The 6 to 12 month recommendation is a baseline. Several things can push your treatment duration shorter or longer:

  • Severity of your anxiety: Mild anxiety that responded quickly to 10 mg may need a shorter maintenance period than severe, long-standing anxiety that required a dose increase.
  • Previous episodes: If this is your second or third round of significant anxiety, you’re at higher risk for relapse, and a longer course (sometimes years) is often appropriate.
  • Life circumstances: If the anxiety was triggered by a specific stressor that has since resolved, that’s different from anxiety with no clear external cause.
  • How well other supports are in place: People who’ve developed strong coping skills through therapy, lifestyle changes, or stress management may be better positioned to taper sooner than someone relying on medication alone.

Some people stay on Lexapro for years, and that’s a legitimate choice. For chronic anxiety that keeps returning, long-term use can be the most practical path. The medication has a well-established safety profile for extended use.

What Tapering Looks Like

When you and your prescriber decide the time is right, you won’t stop Lexapro all at once. Abruptly quitting an SSRI can cause discontinuation symptoms: dizziness, irritability, “brain zaps” (brief electrical-shock sensations), nausea, and flu-like feelings. These aren’t dangerous, but they’re unpleasant and avoidable.

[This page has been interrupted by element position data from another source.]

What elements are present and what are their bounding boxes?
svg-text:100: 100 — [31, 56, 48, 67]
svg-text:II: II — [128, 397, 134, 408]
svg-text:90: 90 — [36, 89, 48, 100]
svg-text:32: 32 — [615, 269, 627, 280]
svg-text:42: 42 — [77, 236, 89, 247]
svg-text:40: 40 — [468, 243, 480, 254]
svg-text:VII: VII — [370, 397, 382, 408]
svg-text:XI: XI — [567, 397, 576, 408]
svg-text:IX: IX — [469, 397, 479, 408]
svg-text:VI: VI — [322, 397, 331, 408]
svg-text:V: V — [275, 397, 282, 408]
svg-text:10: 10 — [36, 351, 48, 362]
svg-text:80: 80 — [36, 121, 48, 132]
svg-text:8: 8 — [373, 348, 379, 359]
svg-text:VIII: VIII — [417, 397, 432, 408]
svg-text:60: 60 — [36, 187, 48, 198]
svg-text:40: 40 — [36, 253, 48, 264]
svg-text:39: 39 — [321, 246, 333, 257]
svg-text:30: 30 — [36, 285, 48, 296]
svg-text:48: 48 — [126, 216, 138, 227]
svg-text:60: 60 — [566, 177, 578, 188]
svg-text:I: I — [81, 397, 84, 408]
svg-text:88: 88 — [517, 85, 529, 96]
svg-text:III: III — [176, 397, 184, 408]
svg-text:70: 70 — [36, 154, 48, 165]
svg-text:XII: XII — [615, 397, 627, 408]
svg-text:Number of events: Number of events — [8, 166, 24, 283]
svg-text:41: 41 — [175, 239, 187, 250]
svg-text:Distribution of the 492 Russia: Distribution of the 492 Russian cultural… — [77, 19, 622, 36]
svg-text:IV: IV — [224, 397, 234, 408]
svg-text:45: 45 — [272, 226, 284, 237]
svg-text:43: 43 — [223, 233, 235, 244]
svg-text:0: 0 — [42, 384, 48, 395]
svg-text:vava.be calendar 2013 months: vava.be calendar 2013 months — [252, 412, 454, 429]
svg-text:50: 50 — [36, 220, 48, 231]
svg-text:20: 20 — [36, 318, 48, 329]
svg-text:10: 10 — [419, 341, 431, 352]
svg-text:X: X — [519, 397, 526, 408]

Tapering means gradually reducing your dose over weeks. The specifics depend on how high your dose is, how long you’ve been taking it, and whether you’ve had withdrawal symptoms before. Higher doses and longer treatment courses generally need a slower taper. Monthly check-ins with your prescriber during this period help catch any returning anxiety symptoms early and adjust the pace if needed.

Most withdrawal symptoms resolve within a few weeks as your body adjusts. If your original anxiety symptoms return during or after tapering, that’s different from withdrawal. It may mean you benefited from a longer course, and restarting is always an option.

The Realistic Total Timeline

When you add everything up, a typical course of Lexapro for anxiety looks something like this: 4 to 6 weeks to reach full effect, 6 to 12 months of maintenance at your effective dose, and several weeks of gradual tapering. That puts most people in the range of roughly 9 to 15 months from start to finish, though individual variation is wide.

For people with recurrent or chronic anxiety, the timeline may be open-ended. That’s not a failure of treatment. It’s a recognition that some conditions are best managed continuously, the same way someone might take blood pressure medication long-term. The decision to continue or stop should be based on how you’re doing, not on an arbitrary calendar date.